Profil. Dessine-moi une tatoueuse

Contrairement à l’Algérie et la Tunisie, au Maroc les tatouages étaient exclusivement réalisés par des femmes. “Les tatoueuses exercent souvent leur profession de mère en fille, aussi bien dans le nord du Maroc que dans le sud. Si elles n’ont pas de fille, elles appellent auprès d’elles une nièce, elles lui transmettent leur aiguille et, pour parachever son apprentissage, l’invitent à se rendre au tombeau du saint qu’elles avaient elles-mêmes péleriné avant de s’adonner au tatouage”, écrit J.Herber en 1948 dans la revue Héspéris. Un savoir qui se transmettait donc de génération en génération, dans chaque tribu du pays.

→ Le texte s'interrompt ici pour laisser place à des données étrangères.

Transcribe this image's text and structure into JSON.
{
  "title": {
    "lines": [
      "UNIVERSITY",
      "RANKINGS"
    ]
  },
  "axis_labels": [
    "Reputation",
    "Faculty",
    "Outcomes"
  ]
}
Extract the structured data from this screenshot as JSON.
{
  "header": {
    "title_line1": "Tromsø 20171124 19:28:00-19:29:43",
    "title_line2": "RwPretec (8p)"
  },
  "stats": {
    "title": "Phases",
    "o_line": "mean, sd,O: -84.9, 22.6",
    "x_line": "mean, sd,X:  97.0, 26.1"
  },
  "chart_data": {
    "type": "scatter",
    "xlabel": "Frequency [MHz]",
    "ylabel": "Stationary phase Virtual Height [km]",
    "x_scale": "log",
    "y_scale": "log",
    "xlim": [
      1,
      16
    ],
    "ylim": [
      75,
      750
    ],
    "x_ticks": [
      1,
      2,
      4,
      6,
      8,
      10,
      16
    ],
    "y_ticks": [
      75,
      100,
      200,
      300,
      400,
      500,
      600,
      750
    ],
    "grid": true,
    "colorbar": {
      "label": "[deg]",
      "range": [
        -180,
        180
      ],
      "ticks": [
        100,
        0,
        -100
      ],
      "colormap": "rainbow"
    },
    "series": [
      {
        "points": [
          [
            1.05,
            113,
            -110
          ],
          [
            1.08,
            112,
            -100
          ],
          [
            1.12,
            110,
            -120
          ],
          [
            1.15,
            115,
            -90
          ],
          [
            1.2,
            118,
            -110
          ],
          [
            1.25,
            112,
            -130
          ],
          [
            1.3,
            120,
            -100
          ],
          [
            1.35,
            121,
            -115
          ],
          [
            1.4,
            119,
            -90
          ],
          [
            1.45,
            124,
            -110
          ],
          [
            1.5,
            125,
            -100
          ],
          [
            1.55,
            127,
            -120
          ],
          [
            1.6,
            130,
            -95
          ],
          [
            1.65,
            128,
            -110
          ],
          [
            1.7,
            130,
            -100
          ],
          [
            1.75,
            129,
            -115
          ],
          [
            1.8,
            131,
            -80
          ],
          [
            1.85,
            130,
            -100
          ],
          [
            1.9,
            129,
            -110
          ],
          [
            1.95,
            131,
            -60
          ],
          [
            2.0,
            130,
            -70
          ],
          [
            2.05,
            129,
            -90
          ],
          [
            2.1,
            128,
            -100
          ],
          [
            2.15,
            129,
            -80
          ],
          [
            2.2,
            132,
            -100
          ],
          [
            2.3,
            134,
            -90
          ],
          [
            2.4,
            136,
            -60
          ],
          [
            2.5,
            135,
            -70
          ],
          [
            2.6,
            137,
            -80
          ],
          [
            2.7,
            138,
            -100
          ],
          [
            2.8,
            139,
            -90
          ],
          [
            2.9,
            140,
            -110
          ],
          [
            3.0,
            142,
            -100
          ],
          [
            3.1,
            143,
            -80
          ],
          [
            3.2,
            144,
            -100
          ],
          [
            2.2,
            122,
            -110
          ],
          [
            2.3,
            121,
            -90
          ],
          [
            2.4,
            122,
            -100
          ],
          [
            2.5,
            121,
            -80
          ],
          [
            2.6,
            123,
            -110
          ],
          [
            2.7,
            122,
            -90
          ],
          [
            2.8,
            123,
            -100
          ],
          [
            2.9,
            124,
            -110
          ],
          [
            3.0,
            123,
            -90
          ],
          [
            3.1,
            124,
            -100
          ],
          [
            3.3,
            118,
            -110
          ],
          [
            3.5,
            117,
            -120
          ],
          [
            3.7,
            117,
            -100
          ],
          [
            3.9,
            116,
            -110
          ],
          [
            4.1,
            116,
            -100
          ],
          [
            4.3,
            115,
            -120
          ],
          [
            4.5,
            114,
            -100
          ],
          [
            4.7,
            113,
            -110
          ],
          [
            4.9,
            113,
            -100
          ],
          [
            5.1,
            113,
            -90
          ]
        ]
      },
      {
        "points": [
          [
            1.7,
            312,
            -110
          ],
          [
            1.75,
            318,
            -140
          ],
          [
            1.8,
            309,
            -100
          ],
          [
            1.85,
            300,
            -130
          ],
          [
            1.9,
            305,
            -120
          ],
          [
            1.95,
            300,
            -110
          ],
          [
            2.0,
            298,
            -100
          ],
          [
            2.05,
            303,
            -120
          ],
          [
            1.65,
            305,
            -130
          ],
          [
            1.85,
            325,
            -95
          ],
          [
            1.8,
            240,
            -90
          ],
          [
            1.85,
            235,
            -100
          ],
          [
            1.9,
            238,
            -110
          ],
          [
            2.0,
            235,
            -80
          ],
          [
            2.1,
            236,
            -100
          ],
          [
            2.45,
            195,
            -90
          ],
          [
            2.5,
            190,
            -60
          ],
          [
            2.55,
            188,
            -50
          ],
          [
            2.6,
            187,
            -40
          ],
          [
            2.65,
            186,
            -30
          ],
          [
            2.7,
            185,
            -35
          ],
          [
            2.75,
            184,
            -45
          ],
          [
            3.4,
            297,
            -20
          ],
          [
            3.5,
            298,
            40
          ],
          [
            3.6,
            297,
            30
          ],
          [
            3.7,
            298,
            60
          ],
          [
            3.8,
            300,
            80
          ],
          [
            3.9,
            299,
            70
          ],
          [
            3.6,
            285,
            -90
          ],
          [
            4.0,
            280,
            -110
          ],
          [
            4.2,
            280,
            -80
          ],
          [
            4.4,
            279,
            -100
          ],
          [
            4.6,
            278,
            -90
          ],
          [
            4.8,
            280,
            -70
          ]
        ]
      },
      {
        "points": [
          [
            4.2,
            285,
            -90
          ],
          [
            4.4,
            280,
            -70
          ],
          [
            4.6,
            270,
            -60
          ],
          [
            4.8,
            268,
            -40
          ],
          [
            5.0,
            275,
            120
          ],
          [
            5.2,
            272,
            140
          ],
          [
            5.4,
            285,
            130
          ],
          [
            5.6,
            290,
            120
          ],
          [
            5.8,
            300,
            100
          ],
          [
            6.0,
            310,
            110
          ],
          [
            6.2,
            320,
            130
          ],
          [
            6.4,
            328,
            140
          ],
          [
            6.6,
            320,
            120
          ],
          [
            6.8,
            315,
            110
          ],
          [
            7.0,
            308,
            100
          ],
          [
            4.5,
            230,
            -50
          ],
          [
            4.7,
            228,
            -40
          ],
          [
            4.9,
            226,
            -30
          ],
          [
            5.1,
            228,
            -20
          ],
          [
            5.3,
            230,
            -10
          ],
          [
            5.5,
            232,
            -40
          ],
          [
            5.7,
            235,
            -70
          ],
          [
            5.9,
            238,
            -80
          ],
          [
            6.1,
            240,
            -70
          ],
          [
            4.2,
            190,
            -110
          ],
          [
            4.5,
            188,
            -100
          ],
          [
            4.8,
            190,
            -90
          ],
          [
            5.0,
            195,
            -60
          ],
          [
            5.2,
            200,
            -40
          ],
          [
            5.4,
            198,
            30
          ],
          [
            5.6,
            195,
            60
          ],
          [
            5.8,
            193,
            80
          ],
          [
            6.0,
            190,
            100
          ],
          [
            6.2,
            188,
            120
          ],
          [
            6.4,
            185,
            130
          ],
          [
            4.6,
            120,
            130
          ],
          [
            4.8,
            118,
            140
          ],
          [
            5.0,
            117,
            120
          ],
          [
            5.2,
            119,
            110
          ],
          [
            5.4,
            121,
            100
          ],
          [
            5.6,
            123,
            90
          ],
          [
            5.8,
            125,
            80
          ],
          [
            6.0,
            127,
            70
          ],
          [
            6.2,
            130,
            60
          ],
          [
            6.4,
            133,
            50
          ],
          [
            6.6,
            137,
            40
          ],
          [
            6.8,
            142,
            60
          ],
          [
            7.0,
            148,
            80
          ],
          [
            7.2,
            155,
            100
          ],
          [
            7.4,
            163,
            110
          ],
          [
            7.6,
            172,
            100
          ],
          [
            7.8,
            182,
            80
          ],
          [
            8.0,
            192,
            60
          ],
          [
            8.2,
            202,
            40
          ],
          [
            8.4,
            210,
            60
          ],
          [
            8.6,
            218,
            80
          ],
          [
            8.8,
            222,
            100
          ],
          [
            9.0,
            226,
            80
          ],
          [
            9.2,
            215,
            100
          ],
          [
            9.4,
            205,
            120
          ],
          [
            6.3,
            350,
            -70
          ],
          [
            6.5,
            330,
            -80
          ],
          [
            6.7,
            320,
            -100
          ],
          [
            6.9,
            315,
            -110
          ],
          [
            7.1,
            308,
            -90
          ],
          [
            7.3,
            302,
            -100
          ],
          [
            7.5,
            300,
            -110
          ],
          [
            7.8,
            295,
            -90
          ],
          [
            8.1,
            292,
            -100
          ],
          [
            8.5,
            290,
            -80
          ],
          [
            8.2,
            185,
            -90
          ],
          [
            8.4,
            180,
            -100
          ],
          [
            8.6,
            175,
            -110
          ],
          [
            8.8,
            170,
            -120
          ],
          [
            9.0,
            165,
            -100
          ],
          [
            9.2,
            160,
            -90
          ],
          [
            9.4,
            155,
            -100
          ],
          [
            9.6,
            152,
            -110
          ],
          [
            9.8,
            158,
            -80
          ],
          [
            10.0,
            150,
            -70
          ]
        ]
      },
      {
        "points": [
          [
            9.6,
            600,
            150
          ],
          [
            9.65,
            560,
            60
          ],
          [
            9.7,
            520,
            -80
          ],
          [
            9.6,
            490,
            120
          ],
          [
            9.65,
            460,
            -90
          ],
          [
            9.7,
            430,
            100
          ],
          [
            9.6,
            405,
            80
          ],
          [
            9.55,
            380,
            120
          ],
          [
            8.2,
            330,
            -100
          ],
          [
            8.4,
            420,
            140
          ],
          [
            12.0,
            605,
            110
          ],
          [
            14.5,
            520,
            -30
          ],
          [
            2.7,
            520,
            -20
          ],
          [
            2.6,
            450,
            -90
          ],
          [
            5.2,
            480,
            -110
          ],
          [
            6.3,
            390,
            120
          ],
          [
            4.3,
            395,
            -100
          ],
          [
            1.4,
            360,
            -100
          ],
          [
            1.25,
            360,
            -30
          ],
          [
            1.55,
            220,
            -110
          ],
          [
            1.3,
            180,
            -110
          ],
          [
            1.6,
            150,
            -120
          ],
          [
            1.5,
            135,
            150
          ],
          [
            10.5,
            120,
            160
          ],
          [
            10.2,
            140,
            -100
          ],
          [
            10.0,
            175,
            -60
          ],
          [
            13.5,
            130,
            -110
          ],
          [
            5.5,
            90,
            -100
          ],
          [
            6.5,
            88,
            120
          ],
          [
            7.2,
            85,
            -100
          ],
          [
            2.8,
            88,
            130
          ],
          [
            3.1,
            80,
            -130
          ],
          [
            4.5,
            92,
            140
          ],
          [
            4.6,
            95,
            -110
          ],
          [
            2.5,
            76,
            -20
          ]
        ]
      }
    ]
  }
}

Très souvent, ces femmes étaient également tisseuses ou fabricantes de tapis, et utilisaient les mêmes motifs dans leur travail quotidien. Certaines tatoueuses, célèbres pour leur talent et leur technique, étaient sollicitées par les tribus voisines. Elles faisaient alors des tournées de quelques jours pour aller tatouer plusieurs personnes dans chaque village. Les techniques qu’elles utilisaient pour tatouer ? Le couteau ou les aiguilles, selon la taille et la forme du tatouage. Elles utilisaient également un grand nombre de plantes naturelles comme le henné, le safran ou l’orge pour désinfecter la peau, donner de la couleur au tatouage ou encore aider la peau à cicatriser.